1. “Hold a fundraiser for all the extra money you need for the wedding!”
Websites such as GoFundMe.com are set up to help people raise money for unforeseen medical expenses and disaster relief. Plan the wedding you can afford (and don’t go into debt to do so). Don’t ask your guests to pay for your big day. If people offer money, such as parents or grandparents, that’s great and generous of them. However, you’re not entitled to request this from anyone.
2. “Having uneven sides of the wedding party looks weird—you should add/subtract people.”
People aren’t props. No matter how tempting it may be to have even sides in pictures, selecting the people who will be standing by your side at your ceremony should be based solely on your closest relationships, not what’s going to look good in photos (and trust me, you can make any number of people look good in photos).
3. “Don’t worry about food—splurge on your dress and venue!”
Unfortunately, people love telling others how to spend their money. However, neglecting hospitality elements of your reception in favor of beauty (outfits, an expensive venue with a view, etc.) is not the way to go. A reception is held to thank your guests for attending your vows: having decent catering (not a potluck, not food that just sits out in the weather, not friends/family cooking and serving the day of your wedding) is essential.
4. “You can’t get married that month; your brother’s getting married then!”
Happiness and celebration do not exist in a vacuum; there is plenty of love to go around. Unless you’ve planned your wedding on the same weekend (especially far away) as a sibling, cousin, best friend, etc., there is no rudeness here. Couples don’t get to claim a “wedding month” (or, heaven forbid, a “wedding year”), and the spotlight will not dim on one couple or the other. That being said, I strongly recommend you check in with your VIPs before securing your venue, just to ensure their availability.
5. “What?! No bouquet or garter toss?! But you must!”
Some relatives will question the absence of any and every reception tradition you may be excluding. This advice also stands for parent/child dances, cake cutting, and any other event that you and your sweetie may not want to include in your celebration. I promise—you don’t have to have them.
6. “You can’t wear a white dress; you live with your fiancé / you have children.”
Despite popular belief, a white wedding dress does not symbolize purity. It was popularized by Queen Victoria, as she wore white to her wedding in 1840. The color was an uncommon choice for a wedding gown up until this point, and it merely became a long-standing fad. On top of this, you can wear whatever the heck you want to your wedding despite your “virginal” status.

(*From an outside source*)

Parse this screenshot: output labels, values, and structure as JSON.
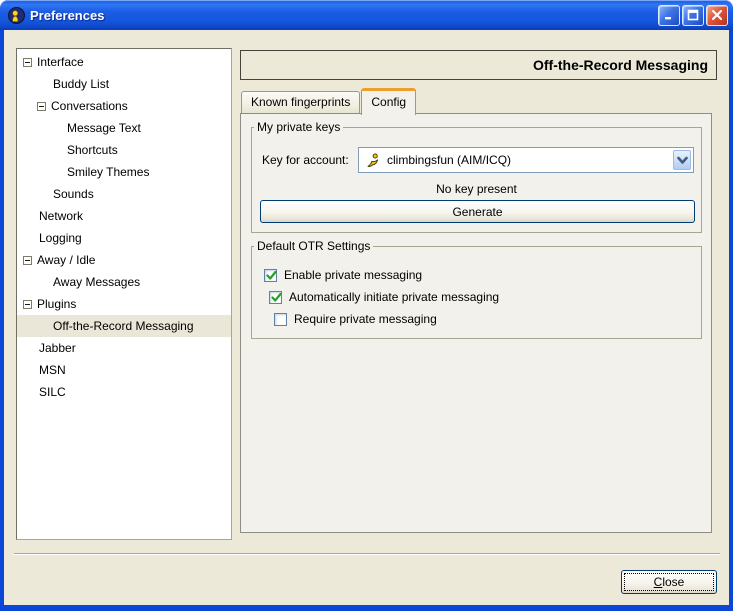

7. “Giving your bridesmaids personalized getting-ready robes is enough for their gift.”
See my “people aren’t props” comment above. Giving your gals (or guys, or whomever!) gifts to thank them for being in your wedding should be personalized to them. A present that’s meant to play a part in your wedding isn’t much of a present to them—even if they get to keep it afterward.
8. “Even if they aren’t invited to the wedding, you can invite them to the bridal shower!”
Barring a surprise party from work colleagues or something of the like, everyone invited to the pre-wedding events should also be invited to the wedding.
9. “Having a destination wedding of any kind is rude.”
You can expect more declined invitations, of course, but don’t let anyone tell you your nuptials in Hawaii are a direct slight to them personally. Unless you’re aware of a medical condition or a pregnancy that would prevent a VIP from attending your wedding, you should feel just fine about your far-away fête.
10. “Just pick and choose the children you want to invite. Other parents will understand.”
You’re welcome to have a kid-free wedding, but this is an “all or nothing” type of decision. The only exceptions to this rule are pretty fair: if you only plan on having children in the wedding party invited to the big day, that’s alright, and newborn babies really should be accepted to a kid-free wedding. However, if you and your beloved decide not to include children at all, stand firm on your decision. You may receive some declined invitaitions, which is your guests’ right, but stick to your guns on this one.